BERTopic
BERTopic copied to clipboard
Inferior Performance without Stopwords Removal
Hi Martan,
First, I want to express my appreciation for your library and thank you for your effort to the community.
I'm a beginner in NLP :) and I'm going to read your paper after posting this issue. Even though you said in FAQ that "there is no need to preprocess the data." I found the model had an inferior performance without setting stopwords to "English" in CountVectorizer. This is what it looks like without stopwords removal:

This is what it looks like after stopwords removal:

There are 13,000 replies consisting of only alphanumeric characters crawled from a forum thread. The thread is about Tesla model 3. Does this mean I need to manually remove modifiers like "the" and pronouns like "it" to get a reasonable result?
BTW, do you think it's feasible to create multiple topics in one document by dividing the document into sentences?
Thank you for your time answering my issue.
Best,
@MaartenGr will be able to be a lot more definitive, but I'll give it a go. So in terms of pre-processing the data it is a bit confusing when new to BERTopic. There are two discrete steps to creating a BERTopic topic model, the first is the embedding of the text - by default using BERT. There is no need, and it can be, probably is in fact, counter-productive to pre-process the data. BERT was developed to input text as it is written, so removing stop words etc. can easily remove information that BERT would otherwise use to embed the text.
Once the text is embedded it is reduced by UMAP to make it viable for clustering by HDBSCAN. HDBSCAN creates the clusters which form the basis for the topic model. Unlike the embedding process, the topic model essentially uses a "Bag Of Words" approach where all the documents comprising one topic are aggregated and then TFIDF is run on them to extract the significant words. In my experience the larger those topics are, the better the out-of-the-box word selection is.
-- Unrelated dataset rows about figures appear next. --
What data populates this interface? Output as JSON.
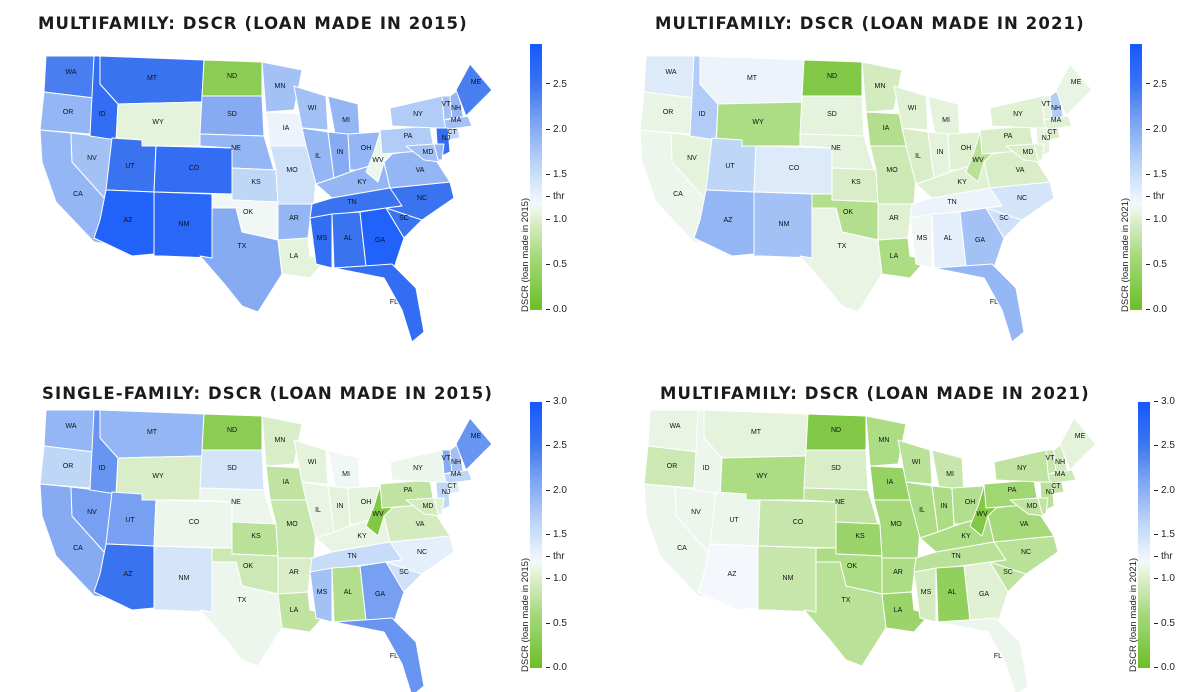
{
  "figure": {
    "panels": [
      {
        "title": "MULTIFAMILY: DSCR (LOAN MADE IN 2015)",
        "colorbar_label": "DSCR (loan made in 2015)",
        "colorbar_ticks": [
          "0.0",
          "0.5",
          "1.0",
          "thr",
          "1.5",
          "2.0",
          "2.5"
        ],
        "colorbar_tick_values": [
          0.0,
          0.5,
          1.0,
          1.25,
          1.5,
          2.0,
          2.5
        ],
        "colorbar_range": [
          0.0,
          2.95
        ],
        "values": {
          "WA": 2.4,
          "OR": 1.9,
          "CA": 1.9,
          "NV": 1.8,
          "ID": 2.6,
          "MT": 2.5,
          "WY": 1.05,
          "UT": 2.5,
          "CO": 2.6,
          "AZ": 2.8,
          "NM": 2.7,
          "ND": 0.3,
          "SD": 2.0,
          "NE": 1.9,
          "KS": 1.6,
          "OK": 1.2,
          "TX": 2.0,
          "MN": 1.8,
          "IA": 1.3,
          "MO": 1.5,
          "AR": 1.9,
          "LA": 1.05,
          "WI": 1.8,
          "IL": 1.9,
          "MI": 1.9,
          "IN": 2.0,
          "OH": 1.9,
          "KY": 1.9,
          "TN": 2.5,
          "MS": 2.6,
          "AL": 2.5,
          "GA": 2.8,
          "FL": 2.6,
          "SC": 2.5,
          "NC": 2.5,
          "VA": 1.9,
          "WV": 1.15,
          "PA": 1.7,
          "NY": 1.7,
          "VT": 1.8,
          "NH": 1.9,
          "ME": 2.4,
          "MA": 1.8,
          "CT": 1.6,
          "NJ": 2.6,
          "DE": 1.9,
          "MD": 1.8
        }
      },
      {
        "title": "MULTIFAMILY: DSCR (LOAN MADE IN 2021)",
        "colorbar_label": "DSCR (loan made in 2021)",
        "colorbar_ticks": [
          "0.0",
          "0.5",
          "1.0",
          "thr",
          "1.5",
          "2.0",
          "2.5"
        ],
        "colorbar_tick_values": [
          0.0,
          0.5,
          1.0,
          1.25,
          1.5,
          2.0,
          2.5
        ],
        "colorbar_range": [
          0.0,
          2.95
        ],
        "values": {
          "WA": 1.4,
          "OR": 1.1,
          "CA": 1.15,
          "NV": 1.05,
          "ID": 1.7,
          "MT": 1.3,
          "WY": 0.6,
          "UT": 1.6,
          "CO": 1.4,
          "AZ": 1.9,
          "NM": 1.8,
          "ND": 0.2,
          "SD": 1.05,
          "NE": 1.05,
          "KS": 0.95,
          "OK": 0.65,
          "TX": 1.1,
          "MN": 0.9,
          "IA": 0.65,
          "MO": 0.85,
          "AR": 1.0,
          "LA": 0.6,
          "WI": 1.0,
          "IL": 0.95,
          "MI": 1.05,
          "IN": 1.05,
          "OH": 1.0,
          "KY": 1.0,
          "TN": 1.3,
          "MS": 1.2,
          "AL": 1.35,
          "GA": 1.8,
          "FL": 1.9,
          "SC": 1.5,
          "NC": 1.45,
          "VA": 0.95,
          "WV": 0.7,
          "PA": 0.95,
          "NY": 1.0,
          "VT": 1.05,
          "NH": 1.7,
          "ME": 1.1,
          "MA": 1.0,
          "CT": 0.95,
          "NJ": 1.05,
          "DE": 1.0,
          "MD": 0.95
        }
      },
      {
        "title": "SINGLE-FAMILY: DSCR (LOAN MADE IN 2015)",
        "colorbar_label": "DSCR (loan made in 2015)",
        "colorbar_ticks": [
          "0.0",
          "0.5",
          "1.0",
          "thr",
          "1.5",
          "2.0",
          "2.5",
          "3.0"
        ],
        "colorbar_tick_values": [
          0.0,
          0.5,
          1.0,
          1.25,
          1.5,
          2.0,
          2.5,
          3.0
        ],
        "colorbar_range": [
          0.0,
          3.0
        ],
        "values": {
          "WA": 1.9,
          "OR": 1.6,
          "CA": 2.0,
          "NV": 2.1,
          "ID": 2.2,
          "MT": 1.9,
          "WY": 0.95,
          "UT": 2.1,
          "CO": 1.15,
          "AZ": 2.5,
          "NM": 1.45,
          "ND": 0.3,
          "SD": 1.45,
          "NE": 1.15,
          "KS": 0.7,
          "OK": 0.85,
          "TX": 1.15,
          "MN": 0.95,
          "IA": 0.75,
          "MO": 0.8,
          "AR": 0.95,
          "LA": 0.75,
          "WI": 1.05,
          "IL": 1.1,
          "MI": 1.2,
          "IN": 1.05,
          "OH": 1.05,
          "KY": 1.1,
          "TN": 1.55,
          "MS": 1.8,
          "AL": 0.65,
          "GA": 2.1,
          "FL": 2.2,
          "SC": 1.5,
          "NC": 1.35,
          "VA": 0.9,
          "WV": 0.2,
          "PA": 0.75,
          "NY": 1.15,
          "VT": 2.0,
          "NH": 1.8,
          "ME": 2.2,
          "MA": 1.6,
          "CT": 1.4,
          "NJ": 1.6,
          "DE": 1.0,
          "MD": 0.9
        }
      },
      {
        "title": "MULTIFAMILY: DSCR (LOAN MADE IN 2021)",
        "colorbar_label": "DSCR (loan made in 2021)",
        "colorbar_ticks": [
          "0.0",
          "0.5",
          "1.0",
          "thr",
          "1.5",
          "2.0",
          "2.5",
          "3.0"
        ],
        "colorbar_tick_values": [
          0.0,
          0.5,
          1.0,
          1.25,
          1.5,
          2.0,
          2.5,
          3.0
        ],
        "colorbar_range": [
          0.0,
          3.0
        ],
        "values": {
          "WA": 1.1,
          "OR": 0.85,
          "CA": 1.15,
          "NV": 1.15,
          "ID": 1.15,
          "MT": 1.05,
          "WY": 0.6,
          "UT": 1.15,
          "CO": 0.8,
          "AZ": 1.25,
          "NM": 0.8,
          "ND": 0.2,
          "SD": 0.95,
          "NE": 0.75,
          "KS": 0.45,
          "OK": 0.6,
          "TX": 0.7,
          "MN": 0.6,
          "IA": 0.4,
          "MO": 0.55,
          "AR": 0.6,
          "LA": 0.45,
          "WI": 0.7,
          "IL": 0.6,
          "MI": 0.8,
          "IN": 0.6,
          "OH": 0.65,
          "KY": 0.6,
          "TN": 0.7,
          "MS": 0.9,
          "AL": 0.35,
          "GA": 1.0,
          "FL": 1.15,
          "SC": 0.75,
          "NC": 0.7,
          "VA": 0.55,
          "WV": 0.2,
          "PA": 0.5,
          "NY": 0.75,
          "VT": 0.8,
          "NH": 0.9,
          "ME": 1.05,
          "MA": 0.85,
          "CT": 0.75,
          "NJ": 0.7,
          "DE": 0.75,
          "MD": 0.75
        }
      }
    ]
  }
}
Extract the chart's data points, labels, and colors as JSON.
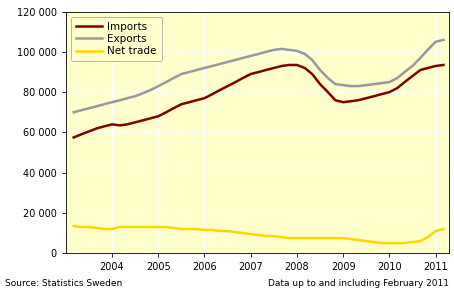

In your case you are getting a lot of words that don't contribute to the topic specifically - so you can, and in my opinion, should, add words to the stoplist of the CountVectorizer so that they are not included in your lists. In this way you 'cleaning' the text, but only after the BERT embeddings have been organized into topic clusters.
For me the trick with BERTopic is to understand that the underlying text and the topic model are two different entities. Of course there is hopefully a linkage between the semantics of the topic clusters and the resulting topic model, but that linkage can be arguably weak. I hope that helps and that I didn't get too much wrong in my description of how BERTopic works.
Thank you Dan. I find your explanation really helpful. It's a nice summary of how BERTopic works and it also solved my issue about stopwords removal :).
Thanks @drob-xx! The explanation definitely covers the most important aspects of this phenomenon. There is a small thing that I would like to add, namely the c-TF-IDF procedure. Although similar to the classical TF-IDF procedure, c-TF-IDF does a much better job in creating topic representations as it takes into account that there are topics instead of documents. It should not be confused with the traditional procedure as the results can differ quite a bit. Having said that, it does benefit from having many topics as that will give more information about potential stop words. I am currently working on some things that might help with that but it is in such an early stage that I cannot share anything definitive.
It's good to hear that you are going to make some improvements on the model. I Look forward to your new release in the near future.
@NanachiHub @MaartenGr @drob-xx There is a question that is not answered from the original topic.
"BTW, do you think it's feasible to create multiple topics in one document by dividing the document into sentences?"
I have the same question. If I have scraped data from a webpage. Will sentence splitting bring better performance than keeping the text as a paragraph (content in <p> tag).
Thank you for creating this awesome package!
"BTW, do you think it's feasible to create multiple topics in one document by dividing the document into sentences?"
It highly depends on the embedding model that you use but yes, in general, it is worthwhile to divide the document into sentences. When you use a package like SentenceTransformers, then the representations are generally better for sentences instead of longer documents as longer documents get truncated. Having said that, this might not necessarily be the case for all models as there are several models that do a much better job handling longer documents. All in all, if the text that you have is long and you are convinced that the text contains multiple topics, then splitting is likely to be worthwhile.
Due to inactivity and with the new release adding features to the topic extraction procedure, I'll be closing this for now. Let me know if you have any other questions related to this and I'll make sure to re-open the issue!